Jon Scheyers Duke makes Final Four Return and extends Blue Devils’ Dynasty

In the afterglow of a 20-point victory in Elite eight, before his players poured blue and white confetti over him, Jon Scheyer shared a moment on the track with his wife, Marcelle, and one of their children, equipped with noise-reducing headphones.

In just three years he had done so. Scheyer trained Duke back to the Final Four – the program is first since any guy named Mike Krzyzewski still patrolled the side line.

The overwhelming product in New Jersey celebrated not only a team with three NBA lottery picks but also a coach that has successfully expanded the school’s basketball gray to the current zero and portal-driven era.

Rarely does a succession plan go as seamlessly as Krzyzewski to Scheyer.

“Look, as I went through the interview process, I did my homework,” Scheyer said Saturday night after Duke defeated Alabama 85-65. “When you look at success, very rarely … manage to follow – coach K is one of one, but after a legendary or a good coach.”

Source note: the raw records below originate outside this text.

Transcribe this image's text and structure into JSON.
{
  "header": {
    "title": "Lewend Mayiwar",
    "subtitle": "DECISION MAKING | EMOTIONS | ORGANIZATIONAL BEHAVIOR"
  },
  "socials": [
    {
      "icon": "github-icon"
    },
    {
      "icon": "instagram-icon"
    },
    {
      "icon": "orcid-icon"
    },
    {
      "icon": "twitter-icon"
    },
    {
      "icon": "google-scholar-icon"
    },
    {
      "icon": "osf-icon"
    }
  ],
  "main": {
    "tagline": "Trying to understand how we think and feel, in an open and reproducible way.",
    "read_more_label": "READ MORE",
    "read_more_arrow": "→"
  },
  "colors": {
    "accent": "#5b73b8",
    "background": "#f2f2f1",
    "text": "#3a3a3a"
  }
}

I recently criticized the practice of legendary coaches who hand -picked their successors, but Scheyer is the exception that proves the rule. Here is the difference: Coach K appointed him head coach in anticipation of a full year in advance when he entered his farewell tour.

Scheyer, a Krzyzewski student who was Blue Devils’ associated head coach for four years, credited that year of preparation and his manager’s “Vision” to plan the future.

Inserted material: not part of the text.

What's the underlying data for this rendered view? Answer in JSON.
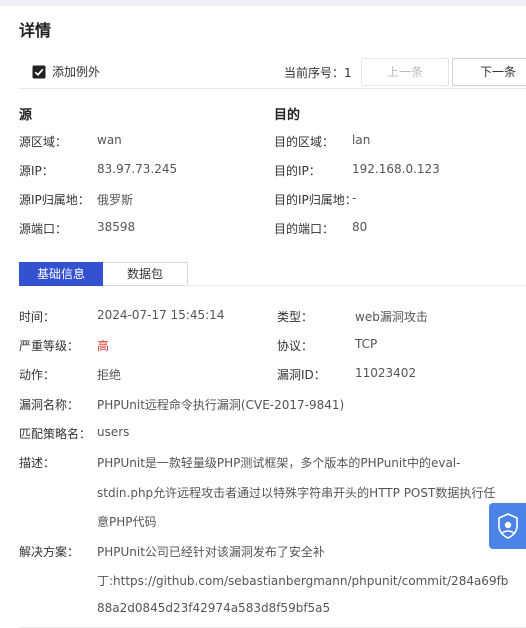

“So obviously there is a responsibility you feel and a pride,” Scheyer said. “But this has not been about sound outside for me because it is just – I don’t know if you can ever win. So my energy has gone into everyone who is in our building, our team, what we can control.”

Is Duke’s Cooper flag a generation star? No doubt. But Flagg shot 6-for-16 on Saturday night, at one point, eight shots were missing from nine. He would not have a mediocre team forward on his own.

It was a major improvement from returning players like Tyrese Proctor, who got 17 points, and Caleb Foster, who had five points and three assists in key reserve minutes. Both were part of Duke’s Elite Eight loss to North Carolina State in March last year.

“We have gone through so much together, and I don’t think I could put words into the feelings we had together,” Proctor said about his coach. “Last year obviously how it ended was not how we wanted. And just to have confidence in him and him to put all his confidence in me, just being able to lead these guys has been enormous.”

The last point is the most obvious: The Blue Devils took an Alabama team that made an NCAA tournament record 25 3-points in the previous round versus Byu and neutralized that attack, which allowed only 8 of 32. They kept Alabama speechless for 5:16 in the route. Such a strict defense strength all year-round-reflects a well-coached team.

There is no weakness here. We throw that assessment a lot in the media, but it is rarely justified. To get this dominant, the coaching must be elite, regardless of your blue blood status or how many NBA stars you have.